Depuis plusieurs jours, les ONG tentent d'impliquer les pouvoirs publics nationaux et européens sur ce dossier. A Paris, le ministère des affaires étrangères a été alerté, notamment sur les risques pesant sur les programmes en Syrie. L'eurodéputé Alain Lamassoure (UMP), président de la commission du budget du Parlement européen, explique qu'il est « tombé des nues » après une rencontre avec plusieurs organisations, d'autant que le Parlement a voté une augmentation des crédits de l'aide humanitaire de 7 % pour 2014 : « Il n'y a aucune raison pour qu'ECHO réduise ses financements. Quand on parle de crédits d'urgence pour l'aide humanitaire, on ne joue pas à ce jeu-là. »
Du côté de la Commission européenne, on nie toutefois les difficultés de trésorerie. David Sharrok, porte-parole de Kristalina Georgieva, commissaire à l'aide humanitaire et à la coopération, évoque « des problèmes en voie de résolution » et dément toute perspective de réduction du budget du bureau humanitaire.

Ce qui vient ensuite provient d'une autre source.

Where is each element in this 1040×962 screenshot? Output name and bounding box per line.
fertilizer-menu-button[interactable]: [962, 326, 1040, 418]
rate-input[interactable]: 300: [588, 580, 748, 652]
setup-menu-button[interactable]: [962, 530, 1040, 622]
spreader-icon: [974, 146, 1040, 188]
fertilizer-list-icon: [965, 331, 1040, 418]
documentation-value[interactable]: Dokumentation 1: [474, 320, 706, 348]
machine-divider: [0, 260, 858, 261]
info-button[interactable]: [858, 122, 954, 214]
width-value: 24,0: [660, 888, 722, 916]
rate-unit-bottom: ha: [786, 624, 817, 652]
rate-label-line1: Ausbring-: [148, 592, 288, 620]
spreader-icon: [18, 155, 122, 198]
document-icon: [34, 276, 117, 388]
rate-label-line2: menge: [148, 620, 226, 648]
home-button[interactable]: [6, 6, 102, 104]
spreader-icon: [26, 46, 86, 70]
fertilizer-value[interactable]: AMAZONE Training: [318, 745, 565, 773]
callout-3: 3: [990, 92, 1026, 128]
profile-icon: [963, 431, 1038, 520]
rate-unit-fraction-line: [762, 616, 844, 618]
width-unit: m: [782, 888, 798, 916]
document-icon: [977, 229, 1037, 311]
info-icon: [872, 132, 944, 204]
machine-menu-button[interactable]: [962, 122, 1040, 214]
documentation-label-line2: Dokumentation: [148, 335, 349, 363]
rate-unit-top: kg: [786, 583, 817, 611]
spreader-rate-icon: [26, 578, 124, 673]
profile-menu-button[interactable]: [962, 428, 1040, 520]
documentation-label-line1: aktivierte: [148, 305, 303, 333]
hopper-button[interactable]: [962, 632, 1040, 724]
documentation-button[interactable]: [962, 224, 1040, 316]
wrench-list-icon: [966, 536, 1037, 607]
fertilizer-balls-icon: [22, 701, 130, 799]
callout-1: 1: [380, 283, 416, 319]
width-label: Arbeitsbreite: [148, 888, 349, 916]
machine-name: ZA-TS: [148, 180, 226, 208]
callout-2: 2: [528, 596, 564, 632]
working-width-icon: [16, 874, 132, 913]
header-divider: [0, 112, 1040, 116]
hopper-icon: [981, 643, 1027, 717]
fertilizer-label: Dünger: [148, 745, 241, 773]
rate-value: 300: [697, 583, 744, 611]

Pourtant, même si ECHO parvenait finalement à trouver une solution, les ONG regrettent les atermoiements de l'organisme. « L'aide humanitaire est un des rares domaines dans lesquels l'UE a montré sa capacité à agir de façon coordonnée et efficace, souligne Serge Breysse, d'Action contre la faim. ECHO est un acteur sérieux et reconnu dans ce secteur, c'est dommage d'en arriver là. »
Une réunion a eu lieu, à Bruxelles, lundi 13 janvier. Elle aurait confirmé la « volonté politique » de consolider le budget de l'aide humanitaire, mais n'a pas permis d'indiquer quand le déficit de l'agence serait comblé. Il faudra peut-être trouver les montants dans d'autres secteurs. Ou lancer un appel aux Etats membres et au Parlement.